Healthcare, UK (Commonwealth Union) – Researchers at the Francis Crick Institute, in collaboration with UCL and Imperial College London, have identified a new biological pathway that significantly contributes to inflammatory bowel disease (IBD) and related conditions, which can be targeted with the application of available drugs.
Researchers of the study pointed out that at present about 5% of the global population and one in ten people in the UK suffer from an autoimmune disease, including IBD, which encompasses Crohn’s disease and ulcerative colitis. The prevalence of these diseases is rising, with over half a million people in the UK living with IBD as of 2022, nearly double the estimation of 300,000 on a prior occasion.
The researchers pointed out that in spite the increasing prevalence, current treatments are not effective for all patients, and efforts to develop new drugs often fail due to an incomplete understanding of the causes of IBD.
In a study that appeared in Nature today, scientists at the Crick explored a ‘gene desert’—a non-coding region of DNA on prior occasions associated with IBD and several other autoimmune diseases.
They discovered that this gene desert contains an ‘enhancer,’ a DNA section functioning like a volume dial for nearby genes, capable of increasing the production of proteins. The team found that this specific enhancer was active only in macrophages, a type of immune cell crucial in IBD, and it boosted a gene called ETS2. Higher ETS2 levels were associated with an increased risk of the disease.
Using genetic editing, the scientists demonstrated that ETS2 is vital for nearly all inflammatory functions in macrophages, that consist of several that directly contribute to tissue damage in IBD. Remarkably, simply increasing ETS2 levels in resting macrophages transformed them into inflammatory cells that were similar to those from IBD patients.
The team also identified that many other genes previously associated to IBD are a component of the ETS2 pathway, further supporting its role as a major cause of IBD.
Since specific drugs targeting ETS2 are currently not available, the team searched for drugs that might indirectly bring down its activity.

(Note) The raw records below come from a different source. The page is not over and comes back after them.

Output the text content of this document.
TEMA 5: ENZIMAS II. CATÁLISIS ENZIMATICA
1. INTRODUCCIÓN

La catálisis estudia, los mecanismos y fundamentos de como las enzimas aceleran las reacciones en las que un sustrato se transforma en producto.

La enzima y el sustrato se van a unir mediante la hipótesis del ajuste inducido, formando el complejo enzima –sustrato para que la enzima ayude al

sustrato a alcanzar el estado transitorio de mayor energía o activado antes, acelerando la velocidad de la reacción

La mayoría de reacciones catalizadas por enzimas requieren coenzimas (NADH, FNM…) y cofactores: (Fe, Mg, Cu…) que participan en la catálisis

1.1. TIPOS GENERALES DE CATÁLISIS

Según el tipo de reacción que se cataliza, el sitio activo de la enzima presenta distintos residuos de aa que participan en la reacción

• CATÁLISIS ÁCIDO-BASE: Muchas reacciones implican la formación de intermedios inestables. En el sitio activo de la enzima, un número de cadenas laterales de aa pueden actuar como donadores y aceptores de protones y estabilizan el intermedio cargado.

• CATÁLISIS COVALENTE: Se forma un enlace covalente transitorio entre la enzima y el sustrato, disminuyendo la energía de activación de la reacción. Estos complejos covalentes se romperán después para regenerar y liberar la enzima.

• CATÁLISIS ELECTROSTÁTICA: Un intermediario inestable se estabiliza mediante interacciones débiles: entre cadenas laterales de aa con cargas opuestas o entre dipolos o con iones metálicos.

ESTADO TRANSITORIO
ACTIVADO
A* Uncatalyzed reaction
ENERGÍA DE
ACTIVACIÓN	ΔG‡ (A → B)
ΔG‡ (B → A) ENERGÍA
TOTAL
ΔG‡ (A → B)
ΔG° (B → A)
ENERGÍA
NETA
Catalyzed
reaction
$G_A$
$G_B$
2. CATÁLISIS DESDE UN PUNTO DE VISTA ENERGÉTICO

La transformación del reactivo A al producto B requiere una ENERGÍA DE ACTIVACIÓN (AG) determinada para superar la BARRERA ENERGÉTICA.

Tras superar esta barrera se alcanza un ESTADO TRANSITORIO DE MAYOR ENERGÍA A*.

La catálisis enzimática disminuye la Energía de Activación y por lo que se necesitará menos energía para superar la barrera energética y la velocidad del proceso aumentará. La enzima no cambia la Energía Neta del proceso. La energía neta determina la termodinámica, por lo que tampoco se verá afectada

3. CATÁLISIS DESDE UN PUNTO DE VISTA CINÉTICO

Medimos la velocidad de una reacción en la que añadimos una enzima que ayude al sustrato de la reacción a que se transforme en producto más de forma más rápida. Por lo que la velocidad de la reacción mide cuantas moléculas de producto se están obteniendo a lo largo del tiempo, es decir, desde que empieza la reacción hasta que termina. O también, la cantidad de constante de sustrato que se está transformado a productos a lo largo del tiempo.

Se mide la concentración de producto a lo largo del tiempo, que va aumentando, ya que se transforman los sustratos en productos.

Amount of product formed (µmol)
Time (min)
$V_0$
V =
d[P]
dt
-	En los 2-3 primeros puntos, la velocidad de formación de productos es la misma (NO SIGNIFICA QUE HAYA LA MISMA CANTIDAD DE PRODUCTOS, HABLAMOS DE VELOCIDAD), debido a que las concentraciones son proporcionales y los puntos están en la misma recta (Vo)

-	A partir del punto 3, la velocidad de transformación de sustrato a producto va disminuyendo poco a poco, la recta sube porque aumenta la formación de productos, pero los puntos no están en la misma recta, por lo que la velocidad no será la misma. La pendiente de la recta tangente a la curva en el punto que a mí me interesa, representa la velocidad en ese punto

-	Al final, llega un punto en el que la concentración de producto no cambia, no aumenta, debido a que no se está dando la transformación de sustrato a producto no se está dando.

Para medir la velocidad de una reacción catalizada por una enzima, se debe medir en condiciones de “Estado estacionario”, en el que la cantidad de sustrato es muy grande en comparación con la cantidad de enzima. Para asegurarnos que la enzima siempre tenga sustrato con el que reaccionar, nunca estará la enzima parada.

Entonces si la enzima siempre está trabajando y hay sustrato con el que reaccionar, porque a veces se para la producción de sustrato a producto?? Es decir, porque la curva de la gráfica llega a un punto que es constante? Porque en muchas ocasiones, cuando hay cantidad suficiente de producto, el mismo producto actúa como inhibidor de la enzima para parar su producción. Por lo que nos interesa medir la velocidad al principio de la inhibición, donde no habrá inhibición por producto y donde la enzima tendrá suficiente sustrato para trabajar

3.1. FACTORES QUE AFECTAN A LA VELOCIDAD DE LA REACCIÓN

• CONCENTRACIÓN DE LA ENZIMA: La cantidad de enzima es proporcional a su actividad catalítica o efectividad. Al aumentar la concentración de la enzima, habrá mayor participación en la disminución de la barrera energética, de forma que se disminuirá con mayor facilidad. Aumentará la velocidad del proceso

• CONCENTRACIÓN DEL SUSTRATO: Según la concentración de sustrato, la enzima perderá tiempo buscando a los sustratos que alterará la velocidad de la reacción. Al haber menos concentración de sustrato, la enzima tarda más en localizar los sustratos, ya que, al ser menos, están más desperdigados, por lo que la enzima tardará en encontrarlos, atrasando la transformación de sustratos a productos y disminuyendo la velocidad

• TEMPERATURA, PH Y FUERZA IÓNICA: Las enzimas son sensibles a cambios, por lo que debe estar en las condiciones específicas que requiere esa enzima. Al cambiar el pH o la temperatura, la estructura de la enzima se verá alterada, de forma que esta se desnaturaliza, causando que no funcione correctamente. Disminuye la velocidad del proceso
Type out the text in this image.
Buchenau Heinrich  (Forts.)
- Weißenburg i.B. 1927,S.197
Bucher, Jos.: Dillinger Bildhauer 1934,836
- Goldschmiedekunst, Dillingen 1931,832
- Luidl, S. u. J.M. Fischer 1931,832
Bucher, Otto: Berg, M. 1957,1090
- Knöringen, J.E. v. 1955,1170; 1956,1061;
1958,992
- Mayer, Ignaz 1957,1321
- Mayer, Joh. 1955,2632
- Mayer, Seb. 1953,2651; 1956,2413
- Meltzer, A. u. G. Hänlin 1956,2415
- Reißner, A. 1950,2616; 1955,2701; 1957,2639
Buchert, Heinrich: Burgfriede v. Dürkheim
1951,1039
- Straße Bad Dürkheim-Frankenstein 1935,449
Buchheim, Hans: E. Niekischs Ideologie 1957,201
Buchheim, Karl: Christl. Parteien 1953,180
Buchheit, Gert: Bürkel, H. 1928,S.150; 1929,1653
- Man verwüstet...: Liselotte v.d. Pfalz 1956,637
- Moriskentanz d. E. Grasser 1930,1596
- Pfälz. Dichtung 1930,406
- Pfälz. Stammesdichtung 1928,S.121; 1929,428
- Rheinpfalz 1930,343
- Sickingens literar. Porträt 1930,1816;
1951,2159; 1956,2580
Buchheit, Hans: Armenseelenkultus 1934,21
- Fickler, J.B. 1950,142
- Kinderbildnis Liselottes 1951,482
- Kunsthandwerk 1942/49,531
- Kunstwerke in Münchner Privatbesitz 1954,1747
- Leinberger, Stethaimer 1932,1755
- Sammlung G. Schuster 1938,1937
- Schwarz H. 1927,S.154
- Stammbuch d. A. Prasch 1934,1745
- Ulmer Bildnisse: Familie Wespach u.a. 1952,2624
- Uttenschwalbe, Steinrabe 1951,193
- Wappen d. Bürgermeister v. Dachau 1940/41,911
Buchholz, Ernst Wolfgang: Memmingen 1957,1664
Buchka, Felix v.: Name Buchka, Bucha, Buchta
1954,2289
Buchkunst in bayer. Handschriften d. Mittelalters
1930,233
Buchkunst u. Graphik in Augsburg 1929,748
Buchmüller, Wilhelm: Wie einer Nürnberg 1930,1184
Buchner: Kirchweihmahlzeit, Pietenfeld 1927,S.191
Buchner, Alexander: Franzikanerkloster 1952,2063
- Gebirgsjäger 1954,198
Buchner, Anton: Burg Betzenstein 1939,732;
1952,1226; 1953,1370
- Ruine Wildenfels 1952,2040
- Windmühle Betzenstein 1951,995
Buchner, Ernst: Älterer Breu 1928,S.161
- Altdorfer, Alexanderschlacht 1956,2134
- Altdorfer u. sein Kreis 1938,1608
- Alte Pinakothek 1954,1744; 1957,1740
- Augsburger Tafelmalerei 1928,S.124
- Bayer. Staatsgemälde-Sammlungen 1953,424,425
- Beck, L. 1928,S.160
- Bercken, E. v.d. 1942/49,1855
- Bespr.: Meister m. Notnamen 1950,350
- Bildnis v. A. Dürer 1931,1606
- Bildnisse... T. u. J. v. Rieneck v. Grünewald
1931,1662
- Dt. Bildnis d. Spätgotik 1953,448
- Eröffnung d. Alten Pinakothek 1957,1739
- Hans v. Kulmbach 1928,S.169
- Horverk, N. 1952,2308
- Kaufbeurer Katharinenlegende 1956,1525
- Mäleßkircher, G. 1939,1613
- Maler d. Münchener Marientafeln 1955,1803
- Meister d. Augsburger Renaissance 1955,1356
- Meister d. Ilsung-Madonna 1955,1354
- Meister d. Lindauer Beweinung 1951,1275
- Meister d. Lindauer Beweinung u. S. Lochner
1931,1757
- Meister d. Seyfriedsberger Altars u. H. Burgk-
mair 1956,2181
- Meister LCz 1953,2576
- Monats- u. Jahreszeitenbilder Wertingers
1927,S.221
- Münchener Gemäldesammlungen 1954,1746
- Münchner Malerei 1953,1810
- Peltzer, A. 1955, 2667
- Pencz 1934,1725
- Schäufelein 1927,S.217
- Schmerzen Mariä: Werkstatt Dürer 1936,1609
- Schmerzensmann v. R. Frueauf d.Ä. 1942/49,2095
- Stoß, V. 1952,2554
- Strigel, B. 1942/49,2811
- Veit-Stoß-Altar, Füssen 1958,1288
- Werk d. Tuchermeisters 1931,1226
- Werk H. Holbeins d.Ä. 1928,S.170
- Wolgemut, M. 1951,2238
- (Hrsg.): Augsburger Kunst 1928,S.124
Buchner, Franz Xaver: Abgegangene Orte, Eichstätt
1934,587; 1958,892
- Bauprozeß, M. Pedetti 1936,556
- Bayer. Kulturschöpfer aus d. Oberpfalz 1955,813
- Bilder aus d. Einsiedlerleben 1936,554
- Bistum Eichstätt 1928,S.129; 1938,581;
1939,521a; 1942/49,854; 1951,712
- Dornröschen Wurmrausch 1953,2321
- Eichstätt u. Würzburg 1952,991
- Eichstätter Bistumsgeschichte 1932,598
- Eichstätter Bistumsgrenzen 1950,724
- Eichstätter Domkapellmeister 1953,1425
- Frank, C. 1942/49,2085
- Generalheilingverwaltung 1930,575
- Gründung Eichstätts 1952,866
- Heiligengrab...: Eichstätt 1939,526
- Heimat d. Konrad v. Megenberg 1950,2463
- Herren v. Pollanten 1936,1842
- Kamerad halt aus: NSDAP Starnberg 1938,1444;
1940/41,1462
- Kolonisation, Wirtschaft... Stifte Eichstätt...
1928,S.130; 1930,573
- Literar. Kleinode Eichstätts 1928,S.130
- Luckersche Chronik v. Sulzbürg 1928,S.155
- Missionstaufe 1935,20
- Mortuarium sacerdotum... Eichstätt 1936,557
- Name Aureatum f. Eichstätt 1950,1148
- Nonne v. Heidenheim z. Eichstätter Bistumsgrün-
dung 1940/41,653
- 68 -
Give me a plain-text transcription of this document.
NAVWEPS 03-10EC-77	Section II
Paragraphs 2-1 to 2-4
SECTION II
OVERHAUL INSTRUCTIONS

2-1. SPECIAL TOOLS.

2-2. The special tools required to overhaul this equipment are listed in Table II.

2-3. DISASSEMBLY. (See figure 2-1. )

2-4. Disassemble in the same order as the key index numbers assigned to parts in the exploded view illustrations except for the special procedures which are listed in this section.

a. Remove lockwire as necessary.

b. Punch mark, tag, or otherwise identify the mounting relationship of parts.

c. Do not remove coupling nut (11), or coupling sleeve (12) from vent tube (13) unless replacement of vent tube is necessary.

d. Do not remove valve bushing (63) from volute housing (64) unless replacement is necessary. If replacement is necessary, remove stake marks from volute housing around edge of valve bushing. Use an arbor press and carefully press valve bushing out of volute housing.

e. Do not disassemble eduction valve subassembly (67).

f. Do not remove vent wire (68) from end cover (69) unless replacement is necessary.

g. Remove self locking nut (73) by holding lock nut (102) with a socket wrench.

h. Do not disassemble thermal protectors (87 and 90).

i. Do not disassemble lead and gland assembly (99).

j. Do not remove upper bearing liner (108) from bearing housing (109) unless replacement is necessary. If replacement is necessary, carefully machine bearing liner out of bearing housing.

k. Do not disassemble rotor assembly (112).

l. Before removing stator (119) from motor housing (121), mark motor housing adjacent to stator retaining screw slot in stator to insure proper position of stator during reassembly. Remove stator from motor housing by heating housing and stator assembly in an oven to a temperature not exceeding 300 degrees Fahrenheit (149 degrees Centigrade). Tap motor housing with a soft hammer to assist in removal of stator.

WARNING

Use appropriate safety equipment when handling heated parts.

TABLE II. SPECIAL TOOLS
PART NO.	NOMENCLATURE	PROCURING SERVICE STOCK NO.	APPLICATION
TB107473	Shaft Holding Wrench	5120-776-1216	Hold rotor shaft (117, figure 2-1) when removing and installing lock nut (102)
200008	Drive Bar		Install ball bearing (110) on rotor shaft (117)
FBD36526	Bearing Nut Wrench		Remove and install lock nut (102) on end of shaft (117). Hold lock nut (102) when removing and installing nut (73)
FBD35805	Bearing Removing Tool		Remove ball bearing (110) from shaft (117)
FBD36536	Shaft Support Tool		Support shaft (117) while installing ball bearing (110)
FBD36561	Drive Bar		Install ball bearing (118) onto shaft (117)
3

They found that MEK inhibitors, which are already prescribed for other non-inflammatory conditions, were forecasted to turn off the inflammatory effects of ETS2.
The researchers conducted a study to determine if MEK inhibitors could reduce inflammation in macrophages and gut samples from IBD patients. They found that these drugs were effective in both cases. Currently, they are collaborating with LifeArc to explore methods for delivering MEK inhibitors specifically to macrophages, as these inhibitors can cause side effects in other organs.
Blood samples from volunteer participants with and without IBD, provided by the NIHR BioResource, were utilized in this research., and the study involved collaboration with researchers across the UK and Europe. Interestingly, the disease variant in the ETS2 enhancer is quite common, with around 95 percent of IBD patients carrying one or two copies of it.
In the Ancient Genomics Laboratory at the Crick, Pontus Skoglund and Leo Speidel, together with James, conducted research on the origins of a specific genetic variant. Their findings revealed that this variant is remarkably ancient, with an estimated age of 500,000 to one million years, and was found in Neanderthals and other early human species as well. The high prevalence of this genetic variant is attributed to its role in activating ETS2, which appears to be crucial in the early stages of responding to bacterial infections. Prior to the discovery of antibiotics, this mechanism likely provided protection against infections, explaining why the risk variant is still widespread today and even more common in regions with high rates of infectious diseases.
James Lee, the head of the Genetic Mechanisms of Disease Laboratory at the Crick and a Gastroenterologist at the Royal Free Hospital and UCL, led the research. He indicated that IBD often affects young individuals, leading to debilitating symptoms that interfere with education, relationships, family life, and career. Improved treatments are in dire need.
“Using genetics as a starting point, we’ve uncovered a pathway that appears to play a major role in IBD and other inflammatory diseases. Excitingly, we’ve shown that this can be targeted therapeutically, and we’re now working on how to ensure this approach is safe and effective for treating people in the future.”
Christina Stankey, who is a PhD student at the Crick, and first author along with Christophe Bourges and Lea-Maxie Haag, added “IBD and other autoimmune conditions are really complex, with multiple genetic and environmental risk factors, so to find one of the central pathways, and show how this can be switched off with an existing drug, is a massive step forwards.”